Senior Chinese and US officials met in Beijing Friday for a second day of high-stakes talks aimed at forestalling the growing momentum towards a trade war that could trigger billions of dollars of tariffs.
The discussions mark a potential off ramp for the trade conflict that could dent humming global economic growth.
US President Donald Trump has threatened to levy new tariffs on $150 billion of Chinese imports while Beijing shot back with a list of $50 billion in targeted US goods.
The US and China are having “very good conversations”, Treasury Secretary Steven Mnuchin told reporters before leaving his hotel Friday morning for the Diaoyutai state guest house, where the talks are being held.
However, officials declined to give details of the discussions.
“I have to get on this elevator and not talk to reporters,” White House advisor and noted China hawk Peter Navarro told an AFP reporter at his hotel.
During an event in Washington, US Vice President Mike Pence’s economic advisor Mark Calabria said the first day of talks had been “fairly positive”, according to Bloomberg News.
The US has given China a “detailed list of asks”, he said, adding that Washington wants Beijing to lower tariffs to match the American level.
Trump has made reciprocity a key demand in negotiations with China.
“The difficulty will always be that we will most of the time hear pretty positive things from China and the question is whether they will actually do them,” Calabria said.
Liu He, vice premier in charge of the economy, is leading the discussions for China.
Known as President Xi Jinping’s right hand man on economic matters, Liu was noticeably absent from Xi’s speech Friday morning commemorating the birth of Karl Marx and the continued relevance of his theories to China, which he delivered to a full audience in the Great Hall of the People.
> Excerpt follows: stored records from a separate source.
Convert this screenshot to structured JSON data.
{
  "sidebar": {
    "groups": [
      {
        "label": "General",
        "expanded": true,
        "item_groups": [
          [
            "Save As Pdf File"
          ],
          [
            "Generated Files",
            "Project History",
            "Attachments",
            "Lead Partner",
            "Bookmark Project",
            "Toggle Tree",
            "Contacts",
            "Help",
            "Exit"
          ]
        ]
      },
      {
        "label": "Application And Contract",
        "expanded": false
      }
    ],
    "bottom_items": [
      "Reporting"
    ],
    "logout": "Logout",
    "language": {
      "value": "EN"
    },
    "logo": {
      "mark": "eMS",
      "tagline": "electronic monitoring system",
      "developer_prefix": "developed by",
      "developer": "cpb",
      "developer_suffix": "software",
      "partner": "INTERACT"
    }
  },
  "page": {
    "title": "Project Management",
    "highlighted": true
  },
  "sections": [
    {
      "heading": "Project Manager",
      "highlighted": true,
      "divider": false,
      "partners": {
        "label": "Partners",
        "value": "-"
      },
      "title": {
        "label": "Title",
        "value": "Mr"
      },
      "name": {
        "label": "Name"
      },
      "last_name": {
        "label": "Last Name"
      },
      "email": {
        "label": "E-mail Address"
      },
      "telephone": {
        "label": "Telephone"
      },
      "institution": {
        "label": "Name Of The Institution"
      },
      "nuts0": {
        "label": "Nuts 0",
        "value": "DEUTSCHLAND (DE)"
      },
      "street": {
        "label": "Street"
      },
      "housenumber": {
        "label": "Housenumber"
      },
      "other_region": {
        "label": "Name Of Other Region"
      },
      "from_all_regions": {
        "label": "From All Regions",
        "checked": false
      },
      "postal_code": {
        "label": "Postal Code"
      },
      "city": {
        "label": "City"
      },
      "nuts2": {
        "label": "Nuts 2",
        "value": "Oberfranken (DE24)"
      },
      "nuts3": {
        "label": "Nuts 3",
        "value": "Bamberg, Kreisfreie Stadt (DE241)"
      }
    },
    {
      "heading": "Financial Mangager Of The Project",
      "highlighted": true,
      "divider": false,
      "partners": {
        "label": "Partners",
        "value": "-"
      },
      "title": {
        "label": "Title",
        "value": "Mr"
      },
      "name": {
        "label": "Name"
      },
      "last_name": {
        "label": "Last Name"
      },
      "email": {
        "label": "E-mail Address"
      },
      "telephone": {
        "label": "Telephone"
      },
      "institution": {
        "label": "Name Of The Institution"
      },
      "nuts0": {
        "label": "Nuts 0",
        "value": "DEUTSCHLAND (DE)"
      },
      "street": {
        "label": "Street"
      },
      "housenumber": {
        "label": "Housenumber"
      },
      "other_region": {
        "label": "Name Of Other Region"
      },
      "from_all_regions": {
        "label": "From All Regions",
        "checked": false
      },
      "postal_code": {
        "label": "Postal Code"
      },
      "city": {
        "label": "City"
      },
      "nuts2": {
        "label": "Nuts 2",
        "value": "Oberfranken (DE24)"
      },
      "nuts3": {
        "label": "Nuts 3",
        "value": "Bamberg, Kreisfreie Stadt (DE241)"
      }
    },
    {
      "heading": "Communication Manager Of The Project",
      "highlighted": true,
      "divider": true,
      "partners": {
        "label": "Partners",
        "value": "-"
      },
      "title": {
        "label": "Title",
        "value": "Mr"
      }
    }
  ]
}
China’s state media showed little optimism that the trade talks would bring a breakthrough, suggesting that the best case scenario would be a further deterioration in the current situation.
“If the two sides do not strike a deal, and they merely agree to keep talking, we ought to consider that a positive outcome,” said an editorial in the state-run China Daily.
“Let us hope that the US delegation has come with the willingness to talk sincerely rather than with the design to cause injury.”
The talks may receive some tailwinds from the latest trade data out of Washington, showing the US global trade deficit had narrowed in March.
Bilateral trade in coming months could be hurt by US and Chinese buyers planning to avoid tariffs, with news this week that China may already be downsizing its soybean imports from the US.
“Whatever they’re buying is non-US,” said Soren Schroder, CEO of agricultural giant Bunge Limited.
“They’re buying beans in Canada, in Brazil, mostly Brazil, but very deliberately not buying anything from the US,” Bunge said in the interview with Bloomberg News on Wednesday.
Soybeans were China’s largest import from the US last year, worth $14 billion.